The application APIs accessed the data in Cassandra by the Record Key or one row at a time. Record Key access to Cassandra is very fast. ETL processes generally extract all data that has changed since the last extract was executed. This is called Change Data Capture (CDC) and requires reading all rows in a batch to determine what has changed since the last extract. Querying Cassandra without a row key results in a full scan of the data. This is not an option in an operational production environment. In short, the data model was optimized for the operational data access paths, not the bulk extracts required for analytics.
The requirements for sourcing data from Cassandra for analytics were:
- Select only entities (rows) that have been updated or added since the last ETL batch run.
- Minimize dependencies on the development infrastructure.
- Minimize dependencies on the development team to alter API or data model.
- Minimize impact to the production Cassandra rings.
- Near real-time processing.
- Create a template solution for other sources that migrate to Cassandra.
- Minimize the amount of custom code. Most ETL teams do not have Java resources and Java code is hard to maintain for an ETL relative to Pentaho artifacts.
- Maintain a complete history of all changes to the operational data.

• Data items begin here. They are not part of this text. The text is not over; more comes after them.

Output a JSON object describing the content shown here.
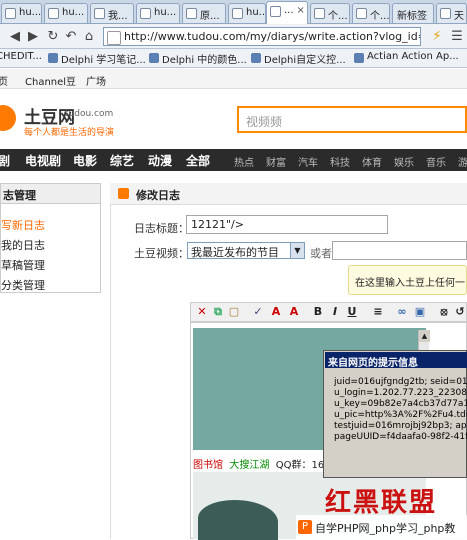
{
  "browser": {
    "tabs": [
      {
        "label": "hu..."
      },
      {
        "label": "hu..."
      },
      {
        "label": "我..."
      },
      {
        "label": "hu..."
      },
      {
        "label": "原..."
      },
      {
        "label": "hu..."
      },
      {
        "label": "..."
      },
      {
        "label": "个..."
      },
      {
        "label": "个..."
      },
      {
        "label": "新标签"
      },
      {
        "label": "天"
      }
    ],
    "tab_close": "×",
    "url": "http://www.tudou.com/my/diarys/write.action?vlog_id=1263",
    "bookmarks": [
      {
        "label": "CHEDIT..."
      },
      {
        "label": "Delphi 学习笔记..."
      },
      {
        "label": "Delphi 中的颜色..."
      },
      {
        "label": "Delphi自定义控..."
      },
      {
        "label": "Actian Action Ap..."
      }
    ]
  },
  "site": {
    "topnav": [
      "页",
      "Channel豆",
      "广场"
    ],
    "logo_text": "土豆网",
    "logo_domain": "tudou.com",
    "slogan": "每个人都是生活的导演",
    "search_placeholder": "视频频",
    "main_nav": [
      "剧",
      "电视剧",
      "电影",
      "综艺",
      "动漫",
      "全部"
    ],
    "sub_nav": [
      "热点",
      "财富",
      "汽车",
      "科技",
      "体育",
      "娱乐",
      "音乐",
      "游"
    ]
  },
  "sidebar": {
    "title": "志管理",
    "items": [
      {
        "label": "写新日志"
      },
      {
        "label": "我的日志"
      },
      {
        "label": "草稿管理"
      },
      {
        "label": "分类管理"
      }
    ]
  },
  "diary": {
    "section_title": "修改日志",
    "title_label": "日志标题：",
    "title_value": "12121\"/>",
    "video_label": "土豆视频：",
    "video_select": "我最近发布的节目",
    "or_label": "或者",
    "tip": "在这里输入土豆上任何一",
    "links": [
      "图书馆",
      "大搜江湖",
      "QQ群：162"
    ],
    "banner_text": "红黑联盟"
  },
  "alert": {
    "title": "来自网页的提示信息",
    "lines": [
      "juid=016ujfgndg2tb; seid=016uj",
      "u_login=1.202.77.223_22308938",
      "u_key=09b82e7a4cb37d77a1084",
      "u_pic=http%3A%2F%2Fu4.tdimg",
      "testjuid=016mrojbj92bp3; apyuid",
      "pageUUID=f4daafa0-98f2-41f1-9"
    ]
  },
  "watermark": {
    "icon": "P",
    "text": "自学PHP网_php学习_php教"
  }
}
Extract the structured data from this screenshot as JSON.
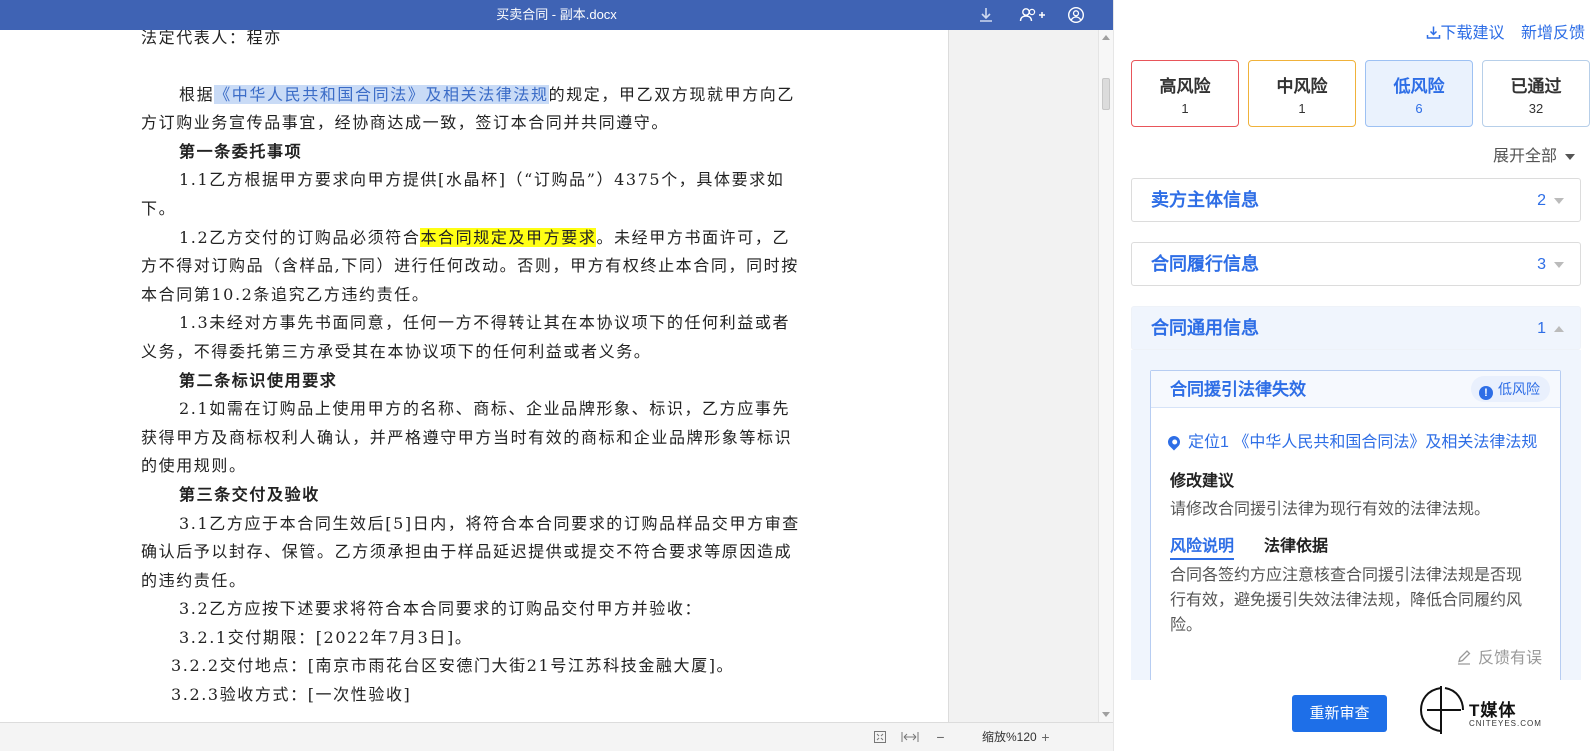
{
  "window": {
    "title": "买卖合同 - 副本.docx",
    "icons": [
      "download-icon",
      "add-user-icon",
      "account-icon"
    ]
  },
  "document": {
    "top_line": "法定代表人：程亦",
    "intro_prefix": "根据",
    "intro_highlight": "《中华人民共和国合同法》及相关法律法规",
    "intro_suffix": "的规定，甲乙双方现就甲方向乙方订购业务宣传品事宜，经协商达成一致，签订本合同并共同遵守。",
    "art1_title": "第一条委托事项",
    "art1_1": "1.1乙方根据甲方要求向甲方提供[水晶杯]（“订购品”）4375个，具体要求如下。",
    "art1_2_prefix": "1.2乙方交付的订购品必须符合",
    "art1_2_highlight": "本合同规定及甲方要求",
    "art1_2_suffix": "。未经甲方书面许可，乙方不得对订购品（含样品,下同）进行任何改动。否则，甲方有权终止本合同，同时按本合同第10.2条追究乙方违约责任。",
    "art1_3": "1.3未经对方事先书面同意，任何一方不得转让其在本协议项下的任何利益或者义务，不得委托第三方承受其在本协议项下的任何利益或者义务。",
    "art2_title": "第二条标识使用要求",
    "art2_1": "2.1如需在订购品上使用甲方的名称、商标、企业品牌形象、标识，乙方应事先获得甲方及商标权利人确认，并严格遵守甲方当时有效的商标和企业品牌形象等标识的使用规则。",
    "art3_title": "第三条交付及验收",
    "art3_1": "3.1乙方应于本合同生效后[5]日内，将符合本合同要求的订购品样品交甲方审查确认后予以封存、保管。乙方须承担由于样品延迟提供或提交不符合要求等原因造成的违约责任。",
    "art3_2": "3.2乙方应按下述要求将符合本合同要求的订购品交付甲方并验收：",
    "art3_2_1": "3.2.1交付期限：[2022年7月3日]。",
    "art3_2_2": "3.2.2交付地点：[南京市雨花台区安德门大街21号江苏科技金融大厦]。",
    "art3_2_3": "3.2.3验收方式：[一次性验收]"
  },
  "statusbar": {
    "zoom": "缩放%120",
    "icons": [
      "fit-page-icon",
      "fit-width-icon",
      "zoom-out-icon",
      "zoom-in-icon"
    ],
    "zoom_out": "−",
    "zoom_in": "+"
  },
  "panel": {
    "download_label": "下载建议",
    "feedback_label": "新增反馈",
    "risk_cards": [
      {
        "label": "高风险",
        "count": "1",
        "color": "#e8555a"
      },
      {
        "label": "中风险",
        "count": "1",
        "color": "#f0b23a"
      },
      {
        "label": "低风险",
        "count": "6",
        "color": "#2e6ee6"
      },
      {
        "label": "已通过",
        "count": "32",
        "color": "#b7cfe9"
      }
    ],
    "expand_all": "展开全部",
    "sections": [
      {
        "title": "卖方主体信息",
        "count": "2"
      },
      {
        "title": "合同履行信息",
        "count": "3"
      },
      {
        "title": "合同通用信息",
        "count": "1"
      }
    ],
    "issue": {
      "title": "合同援引法律失效",
      "badge": "低风险",
      "locate": "定位1 《中华人民共和国合同法》及相关法律法规",
      "suggest_title": "修改建议",
      "suggest_text": "请修改合同援引法律为现行有效的法律法规。",
      "tab_risk": "风险说明",
      "tab_law": "法律依据",
      "risk_text": "合同各签约方应注意核查合同援引法律法规是否现行有效，避免援引失效法律法规，降低合同履约风险。",
      "feedback": "反馈有误"
    },
    "re_review": "重新审查",
    "watermark": {
      "cn": "T媒体",
      "en": "CNITEYES.COM"
    },
    "accent_color": "#2e6ee6"
  }
}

The biggest problem to solve was trying to figure out a way to determine what has changed in Cassandra without querying the data and impacting production performance. Cassandra provides two pieces of functionality that provides a simple and elegant solution. First, incremental backups can be implemented on the Cassandra ring. This will produce SSTables, Cassandra’s file storage structure, on a periodic basis. The SSTables will only contain new data. Data in Cassandra is not updatable. New data is created and the old data is marked for deletion. This means that all data changes are guaranteed to be in the SSTable incremental backups. Secondly, the sstable2json tool is provided with Cassandra. This tool converted the SSTable into a well-defined JSON output that can be further processed. This solved the first requirement of Change Data Capture (CDC).

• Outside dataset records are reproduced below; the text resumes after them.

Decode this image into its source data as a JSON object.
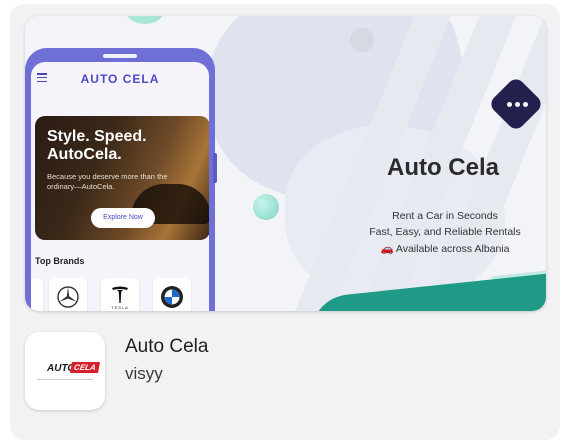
{
  "banner": {
    "title": "Auto Cela",
    "tagline_1": "Rent a Car in Seconds",
    "tagline_2": "Fast, Easy, and Reliable Rentals",
    "tagline_3": "🚗 Available across Albania"
  },
  "phone": {
    "app_title": "AUTO CELA",
    "hero_title": "Style. Speed. AutoCela.",
    "hero_subtitle": "Because you deserve more than the ordinary—AutoCela.",
    "hero_button": "Explore Now",
    "brands_title": "Top Brands",
    "brand_items": [
      "mercedes-logo-icon",
      "tesla-logo-icon",
      "bmw-logo-icon"
    ],
    "tesla_label": "TESLA"
  },
  "app": {
    "name": "Auto Cela",
    "developer": "visyy",
    "logo_word_1": "AUTO",
    "logo_word_2": "CELA"
  },
  "colors": {
    "phone_frame": "#6f6fd8",
    "accent_indigo": "#4a4ac8",
    "teal_wave": "#1e9a86",
    "badge": "#23204e",
    "logo_red": "#d8202a"
  }
}
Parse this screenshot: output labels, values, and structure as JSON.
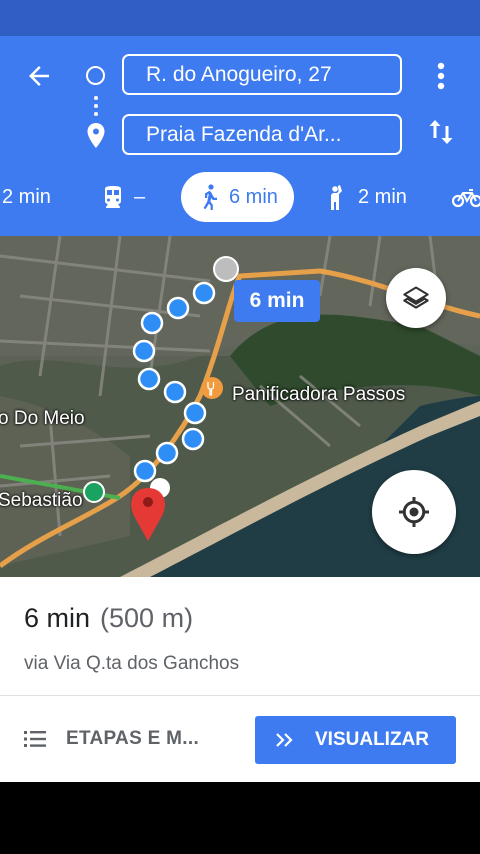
{
  "colors": {
    "primary": "#3e7bf0",
    "status_bar": "#2f5fc2",
    "route_dot": "#2f8ef6",
    "destination_pin": "#e53935"
  },
  "header": {
    "back_icon": "arrow-left-icon",
    "origin": "R. do Anogueiro, 27",
    "destination": "Praia Fazenda d'Ar...",
    "more_icon": "more-vert-icon",
    "swap_icon": "swap-vert-icon"
  },
  "modes": [
    {
      "name": "drive",
      "label": "2 min",
      "icon": "car-icon"
    },
    {
      "name": "transit",
      "label": "–",
      "icon": "train-icon"
    },
    {
      "name": "walk",
      "label": "6 min",
      "icon": "walk-icon",
      "selected": true
    },
    {
      "name": "ride",
      "label": "2 min",
      "icon": "hail-icon"
    },
    {
      "name": "bike",
      "label": "",
      "icon": "bike-icon"
    }
  ],
  "map": {
    "route_time": "6 min",
    "poi": "Panificadora Passos",
    "street_label": "o Do Meio",
    "place_label": "Sebastião",
    "layers_icon": "layers-icon",
    "locate_icon": "my-location-icon"
  },
  "sheet": {
    "duration": "6 min",
    "distance": "(500 m)",
    "via": "via Via Q.ta dos Ganchos",
    "steps_label": "ETAPAS E M...",
    "visualize_label": "VISUALIZAR"
  }
}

Ultimately, an additional Cassandra ring was stood up for the analytics team. This ring was replicated from production and had incremental backups enabled. This architecture met the next three requirements because there was no negative performance impact to the production ring and it did not require any changes to be made by the development team.

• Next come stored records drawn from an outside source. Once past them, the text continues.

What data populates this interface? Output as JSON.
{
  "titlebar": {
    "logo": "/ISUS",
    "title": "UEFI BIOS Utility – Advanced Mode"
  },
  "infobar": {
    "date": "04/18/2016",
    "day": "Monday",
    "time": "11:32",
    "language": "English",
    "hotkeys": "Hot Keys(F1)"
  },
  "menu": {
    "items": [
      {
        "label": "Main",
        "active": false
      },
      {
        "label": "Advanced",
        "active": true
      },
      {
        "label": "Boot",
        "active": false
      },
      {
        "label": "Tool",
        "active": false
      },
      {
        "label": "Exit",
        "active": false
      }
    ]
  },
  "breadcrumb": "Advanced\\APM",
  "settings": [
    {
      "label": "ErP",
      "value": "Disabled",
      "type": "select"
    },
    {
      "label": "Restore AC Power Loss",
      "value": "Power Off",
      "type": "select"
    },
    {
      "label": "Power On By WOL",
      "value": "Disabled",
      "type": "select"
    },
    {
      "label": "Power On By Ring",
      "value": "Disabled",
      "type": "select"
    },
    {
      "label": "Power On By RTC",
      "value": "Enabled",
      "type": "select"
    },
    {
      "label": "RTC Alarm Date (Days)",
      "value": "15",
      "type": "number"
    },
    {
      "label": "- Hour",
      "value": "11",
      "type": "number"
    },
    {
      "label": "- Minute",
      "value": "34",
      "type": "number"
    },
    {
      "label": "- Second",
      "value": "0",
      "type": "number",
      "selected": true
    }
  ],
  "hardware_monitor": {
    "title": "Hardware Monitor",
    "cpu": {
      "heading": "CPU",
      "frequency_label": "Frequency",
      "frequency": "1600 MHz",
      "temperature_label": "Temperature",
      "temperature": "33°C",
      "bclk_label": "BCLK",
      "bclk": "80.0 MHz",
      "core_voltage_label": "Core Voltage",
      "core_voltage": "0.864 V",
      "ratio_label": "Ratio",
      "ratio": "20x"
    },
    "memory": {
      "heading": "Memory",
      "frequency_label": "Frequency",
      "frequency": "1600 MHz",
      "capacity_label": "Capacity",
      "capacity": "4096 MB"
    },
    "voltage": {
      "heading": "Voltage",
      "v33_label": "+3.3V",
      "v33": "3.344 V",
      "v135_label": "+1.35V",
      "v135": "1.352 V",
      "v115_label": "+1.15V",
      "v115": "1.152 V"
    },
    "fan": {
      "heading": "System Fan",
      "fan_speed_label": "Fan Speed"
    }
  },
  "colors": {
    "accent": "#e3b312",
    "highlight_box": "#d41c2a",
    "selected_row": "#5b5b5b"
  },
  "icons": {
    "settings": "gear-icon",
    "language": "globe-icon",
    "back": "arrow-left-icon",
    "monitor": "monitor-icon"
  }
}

Cassandra generates an enormous amount of data and hence a lot of incremental backups. The question is how to process the JSON output efficiently. A series of scripts were written to process the SStables, convert them to JSON and push them up to the Hadoop Distributed File System (HDFS)in a Hadoop cluster. A Pig macro was written to convert the JSON into a standard format:
· Row Key
· Column Name
· Column Value
· Column Timestamp
In essence, they created a generic Entity Attribute Value (EAV) representation of the Cassandra row. Pig scripts created Map Reduce jobs that were executed in parallel on commodity hardware in the Hadoop cluster. The Hadoop cluster provided the processing power to process the large amount of data in the incremental backups. The Pig macro was wrapped by an entity specific ETL Pig script that provided further transformation and manipulation of the data based on the specific contents of the row for a given entity. The results were stored in HDFS and partitioned by the batch number (e.g. YYYYMMDDHH24MISS.sssssss). This part of the solution met the last four requirements because:
- the Hadoop cluster is fast enough to provide near real-time processing,
- the Pig macro and architecture is a template that can be used on any Cassandra column family
- Pig scripting is much easier to learn than writing Java code to create Map Reduce jobs and
- HDFS contains a history of all changes to the data in the operational system (Cassandra), including expiring and deleted data.
Traditional ETL was developed using Pentaho Data Integrator to populate a dimensional data warehouse in an RDBMS. Pentaho has a plugin that can read data directly from HDFS files. The data that was loaded into the RDBMS was aggregate data. All of the detailed data is stored in HDFS and is accessible for adhoc queries using Hive, Pig or other big data tools. This is a very flexible solution because the tables in the RDBMS can be recreated at any time using the data in HDFS to change the grain of the fact, add dimension attributes, etc.